At its core, Instagram is powered by a careful balance of desire: every commodity (including the Instagrammer) must be desirable to the consumer, but no consumer can seem unsettled by desire for the commodity. Like the measured interest at the core of the picturesque—a display of world-wise connoisseurship that signaled class belonging—“thirst,” and its careful suppression, is what drives Instagram. Thirst is an affect that combines envy, erotic desire, and visual attention. However, if you are obviously thirsty, it means that your persona as a sanguine consumer has slipped, which is considered bad or embarrassing. One has revealed too much about one’s real desires. In this way, Instagram influencers are like dandies, whose greatest accomplishment was the control of their emotions, and more importantly control over the ways their faces and bodies performed those emotions. “It is the joy of astonishing others,” writes Charles Baudelaire in The Painter of Modern Life (1863), but “never oneself being astonished.” (...)

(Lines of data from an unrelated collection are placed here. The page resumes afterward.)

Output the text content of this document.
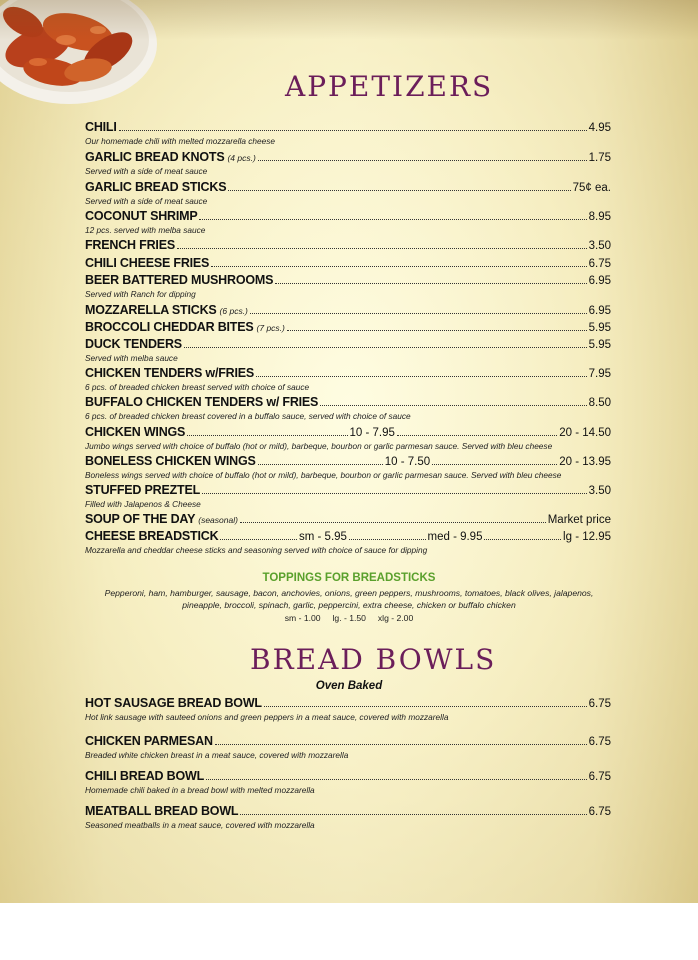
APPETIZERS
CHILI	4.95
Our homemade chili with melted mozzarella cheese
GARLIC BREAD KNOTS (4 pcs.)	1.75
Served with a side of meat sauce
GARLIC BREAD STICKS	75¢ ea.
Served with a side of meat sauce
COCONUT SHRIMP	8.95
12 pcs. served with melba sauce
FRENCH FRIES	3.50
CHILI CHEESE FRIES	6.75
BEER BATTERED MUSHROOMS	6.95
Served with Ranch for dipping
MOZZARELLA STICKS (6 pcs.)	6.95
BROCCOLI CHEDDAR BITES (7 pcs.)	5.95
DUCK TENDERS	5.95
Served with melba sauce
CHICKEN TENDERS w/FRIES	7.95
6 pcs. of breaded chicken breast served with choice of sauce
BUFFALO CHICKEN TENDERS w/ FRIES	8.50
6 pcs. of breaded chicken breast covered in a buffalo sauce, served with choice of sauce
CHICKEN WINGS	10 - 7.95	20 - 14.50
Jumbo wings served with choice of buffalo (hot or mild), barbeque, bourbon or garlic parmesan sauce. Served with bleu cheese
BONELESS CHICKEN WINGS	10 - 7.50	20 - 13.95
Boneless wings served with choice of buffalo (hot or mild), barbeque, bourbon or garlic parmesan sauce. Served with bleu cheese
STUFFED PREZTEL	3.50
Filled with Jalapenos & Cheese
SOUP OF THE DAY (seasonal)	Market price
CHEESE BREADSTICK	sm - 5.95	med - 9.95	lg - 12.95
Mozzarella and cheddar cheese sticks and seasoning served with choice of sauce for dipping
TOPPINGS FOR BREADSTICKS
Pepperoni, ham, hamburger, sausage, bacon, anchovies, onions, green peppers, mushrooms, tomatoes, black olives, jalapenos,
pineapple, broccoli, spinach, garlic, peppercini, extra cheese, chicken or buffalo chicken
sm - 1.00     lg. - 1.50     xlg - 2.00
BREAD BOWLS
Oven Baked
HOT SAUSAGE BREAD BOWL	6.75
Hot link sausage with sauteed onions and green peppers in a meat sauce, covered with mozzarella
CHICKEN PARMESAN	6.75
Breaded white chicken breast in a meat sauce, covered with mozzarella
CHILI BREAD BOWL	6.75
Homemade chili baked in a bread bowl with melted mozzarella
MEATBALL BREAD BOWL	6.75
Seasoned meatballs in a meat sauce, covered with mozzarella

It is this obsession with looking natural that appeals to advertisers, because unlike a magazine ad or television commercial, the line on Instagram between the real and the make-believe is much more porous. People scroll for hours on their phones because of the pictures’ ability to simultaneously conjure fantasy and ground that fantasy in the suggestion of documented experience. Contemporary audiences know that television ads are fake, but on an Instagram feed, mixed with family snapshots and close-ups of birthday parties, sponsored posts of cerulean waters on the shores of Greece look real enough—achievable, or at a minimum, something one should hope to achieve.